Dr. Cynthia Otto, the director of the Penn Vet Working Dog Center in Philadelphia who looked after the dogs at Ground Zero, said so for the most part, the injuries to the dogs were only “very minor” – mainly cuts and scratches on the paws, legs and bellies as well as tiredness and heat exhaustion. The bigger challenge, she said, is the frustration of searching for hours and not finding anyone. When the dogs became discouraged and lost their motivation to search, the handlers had to stage “bogus finds” so that the dogs could feel successful.
“When you exercise, don’t search for hours without finding someone,” she said on a recent phone call. “You have to remind the dogs every now and then that they can win.”
Bretagne (pronounced Brittany), a then 2 year old golden retriever, arrived a week after the attacks and spent 10 days looking for survivors. She slept in a kennel at the Javits Center with her supervisor Denise Corliss, a Texas electrical engineer who had traveled to town with Texas Task Force 1, one of the 28 teams that make up the FEMA National Urban Search and Rescue System.
Corliss, 56, said Brittany, who died in 2016, was the last known live service dog hired by FEMA at Ground Zero. It brought comfort to rescuers and firefighters who approached the dog and petted it. Soon they would open up to Corliss and tell personal stories about the missing friends and colleagues they were looking for.

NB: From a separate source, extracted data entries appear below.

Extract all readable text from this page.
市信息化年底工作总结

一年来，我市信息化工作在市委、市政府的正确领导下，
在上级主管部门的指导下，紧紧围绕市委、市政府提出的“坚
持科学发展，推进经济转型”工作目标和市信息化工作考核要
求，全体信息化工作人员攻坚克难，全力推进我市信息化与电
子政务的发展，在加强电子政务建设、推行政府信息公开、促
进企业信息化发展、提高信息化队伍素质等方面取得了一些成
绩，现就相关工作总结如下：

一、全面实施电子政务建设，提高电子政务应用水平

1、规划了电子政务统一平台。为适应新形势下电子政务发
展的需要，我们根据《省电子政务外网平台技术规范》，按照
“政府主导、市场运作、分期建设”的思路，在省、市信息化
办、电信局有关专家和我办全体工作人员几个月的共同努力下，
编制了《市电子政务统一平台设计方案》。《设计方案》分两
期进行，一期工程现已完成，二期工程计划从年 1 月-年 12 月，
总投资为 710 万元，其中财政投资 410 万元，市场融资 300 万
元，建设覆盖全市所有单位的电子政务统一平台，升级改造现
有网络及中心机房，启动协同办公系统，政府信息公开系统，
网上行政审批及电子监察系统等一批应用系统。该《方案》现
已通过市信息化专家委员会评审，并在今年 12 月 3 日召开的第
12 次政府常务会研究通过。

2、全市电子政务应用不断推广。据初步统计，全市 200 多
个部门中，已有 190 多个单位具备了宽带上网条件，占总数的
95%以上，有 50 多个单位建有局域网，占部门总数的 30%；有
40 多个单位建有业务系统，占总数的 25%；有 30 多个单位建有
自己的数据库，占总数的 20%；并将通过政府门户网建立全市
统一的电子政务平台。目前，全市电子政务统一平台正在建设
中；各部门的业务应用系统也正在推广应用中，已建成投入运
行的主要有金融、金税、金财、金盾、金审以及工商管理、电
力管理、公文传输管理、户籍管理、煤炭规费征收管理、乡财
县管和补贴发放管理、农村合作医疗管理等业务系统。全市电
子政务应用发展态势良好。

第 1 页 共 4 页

“A gentleman came up to me and started petting Brittany and said, ‘You know, I don’t really like dogs,'” she said. “Which was a surprising statement considering he knelt down to stroke her. I said ‘oh?’ And he says, ‘Yes, my best friend loved dogs; he had a golden retriever himself. My best friend is out there somewhere, ”and he pointed to the pile. It was a connection to his missing friend. “
And that, according to Fausel, is what the dog museum wants to capture in its new exhibition.
“The search and rescue dogs didn’t rescue people from the heap,” he said. “But I think you saved the people who were looking for something.”